Gesine Schwan: Warum es eine wachsame Zivilgesellschaft braucht

Veröffentlicht am 24.05.2011 in Allgemein

Auch mit dem 7. Forum Zivilgesellschaft, in den Räumlichkeiten der BW Bank , hat die Stiftung ZEIT FÜR MENSCHEN einen öffentlich beachteten Beitrag zu bürgerschaftlicher Verantwortung im Gemeinwesen geleistet. Gesine Schwan, Präsidentin der Humboldt-Viadrina School of Governance in Berlin und zweimalige Kandidatin bei der Wahl des deutschen Bundespräsidenten, referierte zum Spannungsfeld zwischen Zivilgesellschaft und repräsentativer Demokratie.
„Die Zivilgesellschaft steht nicht gegen die parlamentarische Demokratie“, schlussfolgert Gesine Schwan nach einem engagierten, politisch und philosophisch tief fundierten Vortrag. Eine informierte Zivilgesellschaft sei vielmehr eine sinnvolle Ergänzung. „Hier müssen zwei scheinbare Gegner kooperieren, wenn es gelingen soll“, fügt sie hinzu. „Auch wenn die Sozialdemokraten, meine eigene Partei, mit der Zivilgesellschaft nicht so viel am Hut hat, nur eine organisierte Gesellschaft kann sich gewinnbringend in Parteien, Verbänden und Initiativen wie die Stiftung ZEIT FÜR MENSCHEN einsetzen.“
Vor diesem Hintergrund schrieb sie den Parlamentariern mehr Transparenz ins Stammbuch politischer Arbeit.

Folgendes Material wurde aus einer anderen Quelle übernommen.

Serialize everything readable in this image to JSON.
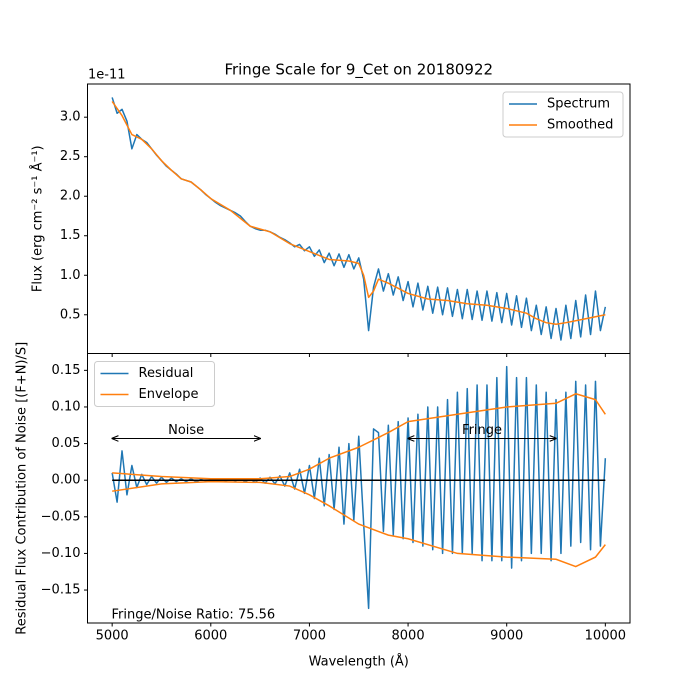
{
  "chart_data": [
    {
      "type": "line",
      "title": "Fringe Scale for 9_Cet on 20180922",
      "ylabel": "Flux (erg cm⁻² s⁻¹ Å⁻¹)",
      "offset_text": "1e-11",
      "xlim": [
        4750,
        10250
      ],
      "xticks": [
        5000,
        6000,
        7000,
        8000,
        9000,
        10000
      ],
      "ylim": [
        0.01,
        3.42
      ],
      "yticks": [
        0.5,
        {
          "value": 1,
          "label": "1.0"
        },
        1.5,
        {
          "value": 2,
          "label": "2.0"
        },
        2.5,
        {
          "value": 3,
          "label": "3.0"
        }
      ],
      "legend": "upper right",
      "x": [
        5000,
        5050,
        5100,
        5150,
        5200,
        5250,
        5300,
        5350,
        5400,
        5450,
        5500,
        5550,
        5600,
        5650,
        5700,
        5750,
        5800,
        5850,
        5900,
        5950,
        6000,
        6050,
        6100,
        6150,
        6200,
        6250,
        6300,
        6350,
        6400,
        6450,
        6500,
        6550,
        6600,
        6650,
        6700,
        6750,
        6800,
        6850,
        6900,
        6950,
        7000,
        7050,
        7100,
        7150,
        7200,
        7250,
        7300,
        7350,
        7400,
        7450,
        7500,
        7550,
        7600,
        7650,
        7700,
        7750,
        7800,
        7850,
        7900,
        7950,
        8000,
        8050,
        8100,
        8150,
        8200,
        8250,
        8300,
        8350,
        8400,
        8450,
        8500,
        8550,
        8600,
        8650,
        8700,
        8750,
        8800,
        8850,
        8900,
        8950,
        9000,
        9050,
        9100,
        9150,
        9200,
        9250,
        9300,
        9350,
        9400,
        9450,
        9500,
        9550,
        9600,
        9650,
        9700,
        9750,
        9800,
        9850,
        9900,
        9950,
        10000
      ],
      "series": [
        {
          "name": "Spectrum",
          "color": "#1f77b4",
          "values": [
            3.25,
            3.05,
            3.1,
            2.95,
            2.6,
            2.78,
            2.72,
            2.68,
            2.6,
            2.52,
            2.45,
            2.38,
            2.33,
            2.28,
            2.22,
            2.2,
            2.18,
            2.13,
            2.08,
            2.02,
            1.97,
            1.92,
            1.88,
            1.85,
            1.82,
            1.79,
            1.75,
            1.68,
            1.62,
            1.59,
            1.57,
            1.57,
            1.55,
            1.52,
            1.48,
            1.45,
            1.41,
            1.36,
            1.39,
            1.31,
            1.36,
            1.24,
            1.32,
            1.16,
            1.28,
            1.12,
            1.27,
            1.1,
            1.26,
            1.08,
            1.22,
            0.95,
            0.3,
            0.85,
            1.08,
            0.8,
            1.02,
            0.75,
            0.98,
            0.68,
            0.92,
            0.6,
            0.9,
            0.56,
            0.86,
            0.52,
            0.85,
            0.5,
            0.84,
            0.48,
            0.82,
            0.45,
            0.82,
            0.44,
            0.8,
            0.43,
            0.8,
            0.42,
            0.78,
            0.4,
            0.77,
            0.37,
            0.74,
            0.34,
            0.71,
            0.3,
            0.62,
            0.25,
            0.6,
            0.2,
            0.58,
            0.18,
            0.62,
            0.2,
            0.68,
            0.22,
            0.75,
            0.25,
            0.8,
            0.3,
            0.6
          ]
        },
        {
          "name": "Smoothed",
          "color": "#ff7f0e",
          "x": [
            5000,
            5100,
            5200,
            5300,
            5400,
            5500,
            5600,
            5700,
            5800,
            5900,
            6000,
            6200,
            6400,
            6600,
            6800,
            7000,
            7200,
            7400,
            7500,
            7550,
            7600,
            7650,
            7700,
            7800,
            8000,
            8200,
            8400,
            8600,
            8800,
            9000,
            9200,
            9300,
            9400,
            9500,
            9600,
            9800,
            10000
          ],
          "values": [
            3.2,
            3.02,
            2.78,
            2.72,
            2.6,
            2.45,
            2.33,
            2.22,
            2.18,
            2.08,
            1.97,
            1.82,
            1.62,
            1.55,
            1.4,
            1.3,
            1.2,
            1.18,
            1.15,
            1.0,
            0.72,
            0.8,
            0.95,
            0.9,
            0.77,
            0.7,
            0.68,
            0.64,
            0.62,
            0.58,
            0.52,
            0.45,
            0.4,
            0.38,
            0.4,
            0.45,
            0.5
          ]
        }
      ]
    },
    {
      "type": "line",
      "xlabel": "Wavelength (Å)",
      "ylabel": "Residual Flux Contribution of Noise [(F+N)/S]",
      "xlim": [
        4750,
        10250
      ],
      "xticks": [
        5000,
        6000,
        7000,
        8000,
        9000,
        10000
      ],
      "ylim": [
        -0.195,
        0.173
      ],
      "yticks": [
        {
          "value": -0.15,
          "label": "−0.15"
        },
        {
          "value": -0.1,
          "label": "−0.10"
        },
        {
          "value": -0.05,
          "label": "−0.05"
        },
        {
          "value": 0,
          "label": "0.00"
        },
        0.05,
        {
          "value": 0.1,
          "label": "0.10"
        },
        0.15
      ],
      "legend": "upper left",
      "hline": {
        "y": 0,
        "xmin": 5000,
        "xmax": 10000,
        "color": "#000000"
      },
      "annotations": [
        {
          "text": "Noise",
          "x_start": 5000,
          "x_end": 6500,
          "y": 0.057
        },
        {
          "text": "Fringe",
          "x_start": 8000,
          "x_end": 9500,
          "y": 0.057
        }
      ],
      "note": "Fringe/Noise Ratio: 75.56",
      "x": [
        5000,
        5050,
        5100,
        5150,
        5200,
        5250,
        5300,
        5350,
        5400,
        5450,
        5500,
        5550,
        5600,
        5650,
        5700,
        5750,
        5800,
        5850,
        5900,
        5950,
        6000,
        6050,
        6100,
        6150,
        6200,
        6250,
        6300,
        6350,
        6400,
        6450,
        6500,
        6550,
        6600,
        6650,
        6700,
        6750,
        6800,
        6850,
        6900,
        6950,
        7000,
        7050,
        7100,
        7150,
        7200,
        7250,
        7300,
        7350,
        7400,
        7450,
        7500,
        7550,
        7600,
        7650,
        7700,
        7750,
        7800,
        7850,
        7900,
        7950,
        8000,
        8050,
        8100,
        8150,
        8200,
        8250,
        8300,
        8350,
        8400,
        8450,
        8500,
        8550,
        8600,
        8650,
        8700,
        8750,
        8800,
        8850,
        8900,
        8950,
        9000,
        9050,
        9100,
        9150,
        9200,
        9250,
        9300,
        9350,
        9400,
        9450,
        9500,
        9550,
        9600,
        9650,
        9700,
        9750,
        9800,
        9850,
        9900,
        9950,
        10000
      ],
      "series": [
        {
          "name": "Residual",
          "color": "#1f77b4",
          "values": [
            0.01,
            -0.03,
            0.04,
            -0.02,
            0.02,
            -0.01,
            0.008,
            -0.006,
            0.005,
            -0.004,
            0.004,
            -0.003,
            0.003,
            -0.002,
            0.002,
            -0.002,
            0.002,
            -0.002,
            0.001,
            -0.001,
            0.001,
            -0.001,
            0.001,
            -0.001,
            0.001,
            -0.001,
            0.002,
            -0.002,
            0.002,
            -0.003,
            0.003,
            -0.004,
            0.004,
            -0.005,
            0.006,
            -0.008,
            0.01,
            -0.012,
            0.015,
            -0.018,
            0.02,
            -0.025,
            0.03,
            -0.035,
            0.035,
            -0.04,
            0.045,
            -0.06,
            0.05,
            -0.055,
            0.06,
            -0.06,
            -0.175,
            0.07,
            0.065,
            -0.07,
            0.075,
            -0.075,
            0.08,
            -0.08,
            0.085,
            -0.085,
            0.09,
            -0.09,
            0.1,
            -0.095,
            0.1,
            -0.1,
            0.11,
            -0.1,
            0.12,
            -0.1,
            0.125,
            -0.1,
            0.13,
            -0.11,
            0.13,
            -0.11,
            0.14,
            -0.11,
            0.155,
            -0.12,
            0.14,
            -0.11,
            0.14,
            -0.1,
            0.13,
            -0.1,
            0.12,
            -0.11,
            0.11,
            -0.1,
            0.12,
            -0.09,
            0.135,
            -0.085,
            0.13,
            -0.095,
            0.135,
            -0.09,
            0.03
          ]
        },
        {
          "name": "Envelope",
          "color": "#ff7f0e",
          "x": [
            5000,
            5500,
            6000,
            6500,
            6800,
            7000,
            7200,
            7500,
            7800,
            8000,
            8500,
            9000,
            9500,
            9700,
            9900,
            10000
          ],
          "values": [
            0.01,
            0.005,
            0.002,
            0.002,
            0.005,
            0.015,
            0.03,
            0.045,
            0.065,
            0.08,
            0.09,
            0.1,
            0.105,
            0.118,
            0.11,
            0.09
          ],
          "lower_values": [
            -0.015,
            -0.005,
            -0.002,
            -0.003,
            -0.008,
            -0.02,
            -0.035,
            -0.06,
            -0.075,
            -0.08,
            -0.1,
            -0.105,
            -0.108,
            -0.118,
            -0.105,
            -0.088
          ]
        }
      ]
    }
  ]
}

Eine funktionierende Demokratie setze eine große politische Reife der Parlamentarier voraus und verlange „von uns Bürgern politisch zu sein“. Vehement wehrt sich die Politikwissenschaftlerin „im 86sten Semester“ gegen die Vorstellung, dass es „ein Volk“ gibt. „Wir sind eine pluralistische Gesellschaft.“ Unterschiedliche Erfahrungen und Interessen, wobei sie letztere nicht nur egoistisch motiviert sieht, bestimmten das Gemeinwohl. Deshalb sei es wichtig, sich stets zu vergegenwärtigen, was der eigene Wunsch und Wille für das Gegenüber, bedeute. In diesem Sinn sei die Antwort auf die Frage, wie gesellschaftliche Entscheidungen gefunden und getroffen werden „der normative Kern der Demokratie.
Der Weg von einer Wettbewerbswirtschaft hin zu einer Wettbewerbsgesellschaft erscheint der politischen Philosophin ungeeignet. „Das zerstört die Grundlage der Gesellschaft, wenn jeder nur daran denkt, wie er selbst der Erste sein kann.“ Deshalb ist sie „sehr skeptisch gegenüber Volksabstimmungen“. Hier habe derjenige, der die Frage zur Abstimmung formuliere, bereits gewonnen. Strittige Projekte, Gesine Schwan erinnert an Stuttgart 21, könnten nur mit Hilfe von Regeln, die die Grenzen des anderen achteten, geklärt werden. Damit solche Regeln eingehalten werden, ist es für die praktizierende Katholikin wichtig, dass sich die Zivilgesellschaft „kundig macht“. „Man muss schauen, was für wen, welche Konsequenzen hat, einfach nur mit Ja oder Nein abstimmen, bringt nichts.“ Die Demokratie sei nicht stärker, wenn das Volk abstimmen dürfe. „Dem lieben Gott, als letzte neutrale Instanz, dürfen wir Entscheidungen auch nicht anvertrauen, er steigt nicht jeden Tag auf die Erde herab.“
In der abschließenden Diskussionsrunde beantwortete Gesine Schwan Zuhörerfragen zum Gewicht des Lobbyismus, der Rolle der Medien und zum Demokratieverständnis anderer Länder.
Deutschland hat eine repräsentative Demokratie, das heißt, politische Entscheidungen und die Kontrolle der Regierung gehen nicht unmittelbar vom Volk aus wie bei der direkten Demokratie. Sie werden stellvertretend getroffen. Seit Stuttgart 21 und Fokushima wird öffentlich heftig diskutiert, ob und wie viel Mitsprache dem „Volk“ zukommen soll.